Man confessing on TV to mother’s murder starts media ethics row in Italy

Lorenzo Carbone with his eyes screwed shut, hand to his head, and a microphone in front of him
Lorenzo Carbone. The crew with the talkshow Pomeriggio5 found Carbone, whom police had been searching for, outside his home. Photograph: Mediaset

The broadcast of a TV interview in which a man confessed to a news reporter that he had murdered his mother has caused a row over media ethics in Italy.

Lorenzo Carbone, 50, made the confession outside his home in Spezzano di Fiorano, a town in the province of Modena in the Emilia-Romagna region, during the interview aired on the Mediaset talkshow Pomeriggio5 on Monday afternoon.

Visibly distressed, he replied to questions from the reporter Fabio Giuffrida. Carbone said his mother had been living with dementia and that he “couldn’t take it any longer”. “I strangled her, I don’t know why I did it. Every now and then she made me angry as she kept repeating herself.”

Police had been searching for him since Sunday, when the body of Loretta Levrini was found in her bed by her daughter. Carbone said he fled to Pavullo, a nearby town, where he walked the streets before returning to the home he had shared with his mother.

The journalist, whose crew had found the murder suspect outside his home by chance during their coverage of the story, immediately called the police. Tagged “Exclusive”, the interview, along with Carbone’s arrest on suspicion of murder, was broadcast a few minutes later on the show presented by Myrta Merlino.

Merlino came under fire for choosing to run the interview. “What happened today on Pomeriggio5 is very serious,” Gaia Tortora, the deputy director of the TV channel TG La7, wrote on X. “This is not our job. Tearing up the code of ethics, we are hitting rock bottom.”

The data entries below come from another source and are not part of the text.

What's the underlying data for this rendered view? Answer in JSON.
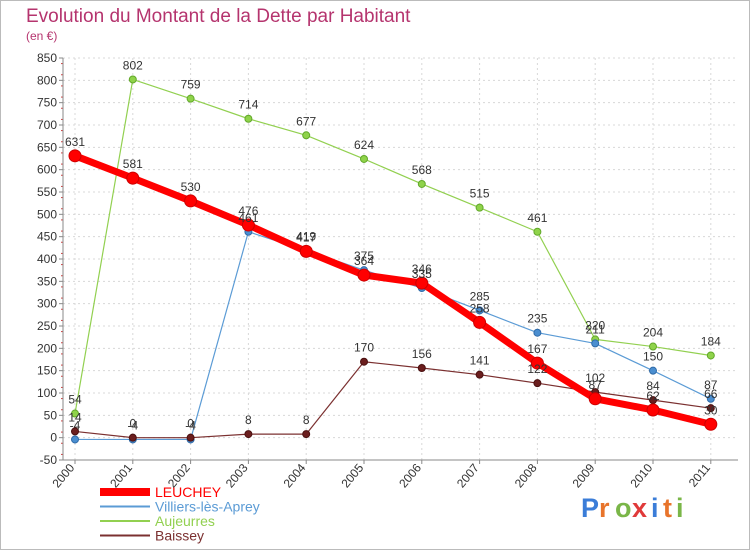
{
  "chart_data": {
    "type": "line",
    "title": "Evolution du Montant de la Dette par Habitant",
    "subtitle": "(en €)",
    "xlabel": "",
    "ylabel": "",
    "ylim": [
      -50,
      850
    ],
    "yticks": [
      -50,
      0,
      50,
      100,
      150,
      200,
      250,
      300,
      350,
      400,
      450,
      500,
      550,
      600,
      650,
      700,
      750,
      800,
      850
    ],
    "categories": [
      "2000",
      "2001",
      "2002",
      "2003",
      "2004",
      "2005",
      "2006",
      "2007",
      "2008",
      "2009",
      "2010",
      "2011"
    ],
    "grid": true,
    "legend_position": "bottom-left",
    "series": [
      {
        "name": "LEUCHEY",
        "color": "#ff0000",
        "values": [
          631,
          581,
          530,
          476,
          417,
          364,
          346,
          258,
          167,
          87,
          62,
          30
        ]
      },
      {
        "name": "Villiers-lès-Aprey",
        "color": "#5b9bd5",
        "values": [
          -4,
          -4,
          -4,
          461,
          419,
          375,
          335,
          285,
          235,
          211,
          150,
          87
        ]
      },
      {
        "name": "Aujeurres",
        "color": "#92d050",
        "values": [
          54,
          802,
          759,
          714,
          677,
          624,
          568,
          515,
          461,
          220,
          204,
          184
        ]
      },
      {
        "name": "Baissey",
        "color": "#7b3030",
        "values": [
          14,
          0,
          0,
          8,
          8,
          170,
          156,
          141,
          122,
          102,
          84,
          66
        ]
      }
    ],
    "data_labels": [
      [
        "631",
        "581",
        "530",
        "476",
        "417",
        "364",
        "346",
        "258",
        "167",
        "87",
        "62",
        "30"
      ],
      [
        "-4",
        "-4",
        "-4",
        "461",
        "419",
        "375",
        "335",
        "285",
        "235",
        "211",
        "150",
        "87"
      ],
      [
        "54",
        "802",
        "759",
        "714",
        "677",
        "624",
        "568",
        "515",
        "461",
        "220",
        "204",
        "184"
      ],
      [
        "14",
        "0",
        "0",
        "8",
        "8",
        "170",
        "156",
        "141",
        "122",
        "102",
        "84",
        "66"
      ]
    ]
  },
  "logo": {
    "letters": [
      "P",
      "r",
      "o",
      "x",
      "i",
      "t",
      "i"
    ],
    "colors": [
      "#3b7dd8",
      "#e8742b",
      "#7ab648",
      "#e03a3a",
      "#3b7dd8",
      "#e8742b",
      "#7ab648"
    ]
  }
}
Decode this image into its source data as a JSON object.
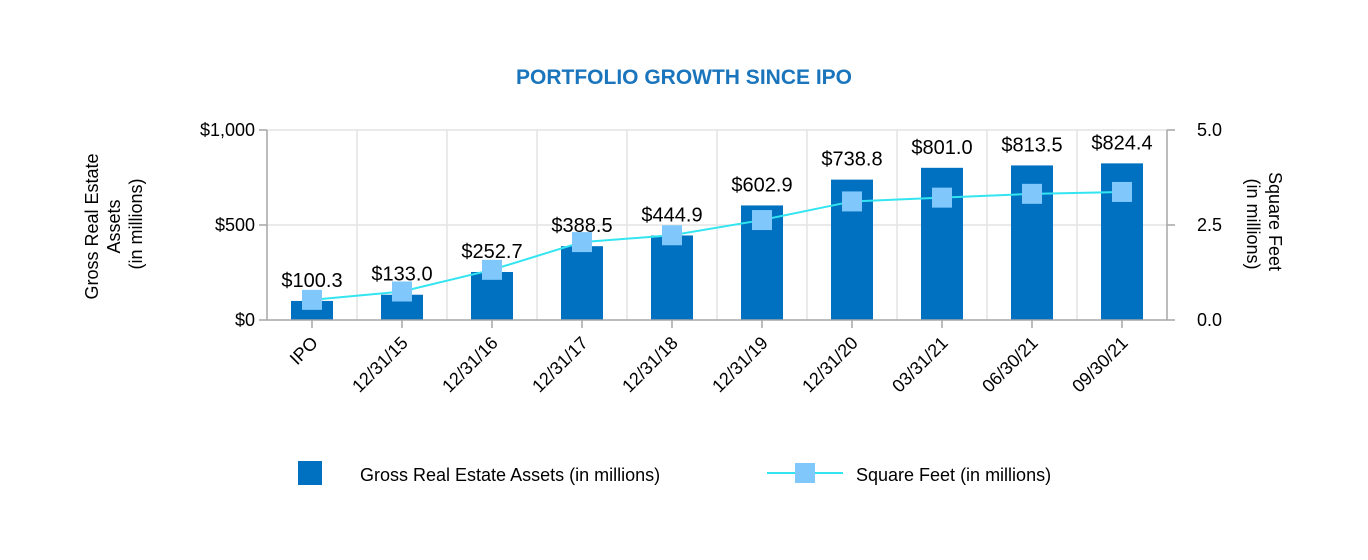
{
  "chart_data": {
    "type": "bar",
    "title": "PORTFOLIO GROWTH SINCE IPO",
    "categories": [
      "IPO",
      "12/31/15",
      "12/31/16",
      "12/31/17",
      "12/31/18",
      "12/31/19",
      "12/31/20",
      "03/31/21",
      "06/30/21",
      "09/30/21"
    ],
    "series": [
      {
        "name": "Gross Real Estate Assets (in millions)",
        "type": "bar",
        "axis": "left",
        "color": "#0070c0",
        "values": [
          100.3,
          133.0,
          252.7,
          388.5,
          444.9,
          602.9,
          738.8,
          801.0,
          813.5,
          824.4
        ],
        "labels": [
          "$100.3",
          "$133.0",
          "$252.7",
          "$388.5",
          "$444.9",
          "$602.9",
          "$738.8",
          "$801.0",
          "$813.5",
          "$824.4"
        ]
      },
      {
        "name": "Square Feet (in millions)",
        "type": "line",
        "axis": "right",
        "color": "#33e5f0",
        "marker_color": "#80c8fb",
        "values": [
          0.53,
          0.75,
          1.32,
          2.05,
          2.23,
          2.63,
          3.12,
          3.22,
          3.32,
          3.37
        ]
      }
    ],
    "y_left": {
      "label_lines": [
        "Gross Real Estate",
        "Assets",
        "(in millions)"
      ],
      "ylim": [
        0,
        1000
      ],
      "ticks": [
        0,
        500,
        1000
      ],
      "tick_labels": [
        "$0",
        "$500",
        "$1,000"
      ]
    },
    "y_right": {
      "label_lines": [
        "Square Feet",
        "(in millions)"
      ],
      "ylim": [
        0,
        5
      ],
      "ticks": [
        0,
        2.5,
        5
      ],
      "tick_labels": [
        "0.0",
        "2.5",
        "5.0"
      ]
    },
    "grid": true,
    "legend_position": "bottom"
  }
}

Ermes Antonucci, a journalist with Il Foglio newspaper, questioned the need to broadcast an interview “with a man in an evident state of confusion”. “Wasn’t it enough to call the police, as was fortunately done, and then explain what happened, without airing the video? The media circus has reached a real low point.”

Merlino told Corriere della Sera she had “reasoned as a journalist” in choosing to air the video and would do the same again. “I received a call from the correspondent a few minutes before going live,” she added. “I had little time to decide. I only care about one thing: that it doesn’t damage the investigation. The man was wanted. The police were called and authorised me to broadcast the images of the interview.”

The interview was broadcast on the same day a high-profile femicide trial opened in Venice after the brutal murder of the university student Giulia Cecchettin, 22, in November last year. Her former partner, Filippo Turetta, has previously confessed before a judge to the murder. Official statistics show that a woman is killed every three days in Italy.